The annotations @NotNull and @Contract(pure = true) are used to indicate that the method will never return null and that it is a pure function that does not modify any state and always returns the same result for the same input.


  • When we run GUI class, a application window open like the following.


  • we can select any one from [ Binary , Octal , Decimal , Hexadecimal ] for fromNumeralSystem or toNumeralSystem.

Further Improvements

Overall, the project seems to work well and achieve its intended functionality. However, there are a few potential areas for improvement:

  • Error handling: Currently, if the user enters an invalid input or selects an invalid numeral system, the program will throw an exception. It would be better to provide more informative error messages to the user, such as displaying a dialog box with a helpful message.

  • Input validation: The program assumes that the input number is a valid number in the selected numeral system. However, this may not always be the case. It would be better to validate the input to ensure that it is a valid number in the selected numeral system before attempting to convert it.

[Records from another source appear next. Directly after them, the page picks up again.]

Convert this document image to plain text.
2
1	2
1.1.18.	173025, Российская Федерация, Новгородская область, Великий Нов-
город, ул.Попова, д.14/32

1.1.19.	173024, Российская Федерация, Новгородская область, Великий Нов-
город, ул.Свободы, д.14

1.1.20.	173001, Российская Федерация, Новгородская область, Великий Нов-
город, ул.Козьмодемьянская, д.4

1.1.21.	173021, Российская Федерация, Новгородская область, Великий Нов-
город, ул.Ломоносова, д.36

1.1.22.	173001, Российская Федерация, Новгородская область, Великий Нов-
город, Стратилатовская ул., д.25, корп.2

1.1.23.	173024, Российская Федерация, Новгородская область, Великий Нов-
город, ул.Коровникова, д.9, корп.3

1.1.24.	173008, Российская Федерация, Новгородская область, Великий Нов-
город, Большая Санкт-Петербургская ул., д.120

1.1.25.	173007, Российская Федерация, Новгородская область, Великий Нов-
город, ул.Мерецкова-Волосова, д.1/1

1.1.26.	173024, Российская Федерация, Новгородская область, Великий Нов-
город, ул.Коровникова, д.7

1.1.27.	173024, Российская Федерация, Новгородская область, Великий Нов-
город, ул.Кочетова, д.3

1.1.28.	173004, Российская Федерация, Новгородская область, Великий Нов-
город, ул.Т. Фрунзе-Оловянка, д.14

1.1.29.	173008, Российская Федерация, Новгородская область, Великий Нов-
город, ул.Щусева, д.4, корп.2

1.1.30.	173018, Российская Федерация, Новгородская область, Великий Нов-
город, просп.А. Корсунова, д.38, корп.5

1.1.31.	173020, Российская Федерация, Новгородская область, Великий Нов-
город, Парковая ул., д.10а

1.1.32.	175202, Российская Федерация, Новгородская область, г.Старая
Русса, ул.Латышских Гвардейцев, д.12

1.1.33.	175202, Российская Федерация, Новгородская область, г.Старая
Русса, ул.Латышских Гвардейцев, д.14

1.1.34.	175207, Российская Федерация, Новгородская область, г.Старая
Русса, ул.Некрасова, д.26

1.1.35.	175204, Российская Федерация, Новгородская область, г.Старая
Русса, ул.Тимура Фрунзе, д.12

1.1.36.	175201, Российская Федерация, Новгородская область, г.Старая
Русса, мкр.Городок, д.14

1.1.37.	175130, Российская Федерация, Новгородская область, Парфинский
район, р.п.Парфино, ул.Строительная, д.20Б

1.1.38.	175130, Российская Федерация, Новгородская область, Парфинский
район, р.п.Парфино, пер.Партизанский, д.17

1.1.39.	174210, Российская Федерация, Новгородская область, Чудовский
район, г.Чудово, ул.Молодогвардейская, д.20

  • User interface: The user interface is quite basic and could be improved with more advanced controls, such as sliders or drop-down menus with a larger selection of numeral systems.

  • Code organization: The code is currently organized into two separate files, one for the main application and one for the conversion function. While this separation is good, there could be more modularity by creating separate classes for each component, such as a separate class for the input and output fields.

  • Code optimization: The current implementation of the conversion function converts the input number to a BigInteger before converting it to the output numeral system. This may not be necessary for smaller input values and could be optimized for better performance.


In conclusion, the Numeral Converter GUI is a simple and effective tool for converting numbers between different numeral systems.

  • The implementation uses JavaFX for the GUI and BigInteger for the underlying conversion logic.
  • The code is well-organized and modular, making it easy to understand and maintain.
  • However, there is always room for improvement, such as adding input validation or improving the user interface.
  • Overall, this project provides a good starting point for anyone interested in building a numeral converter application in Java.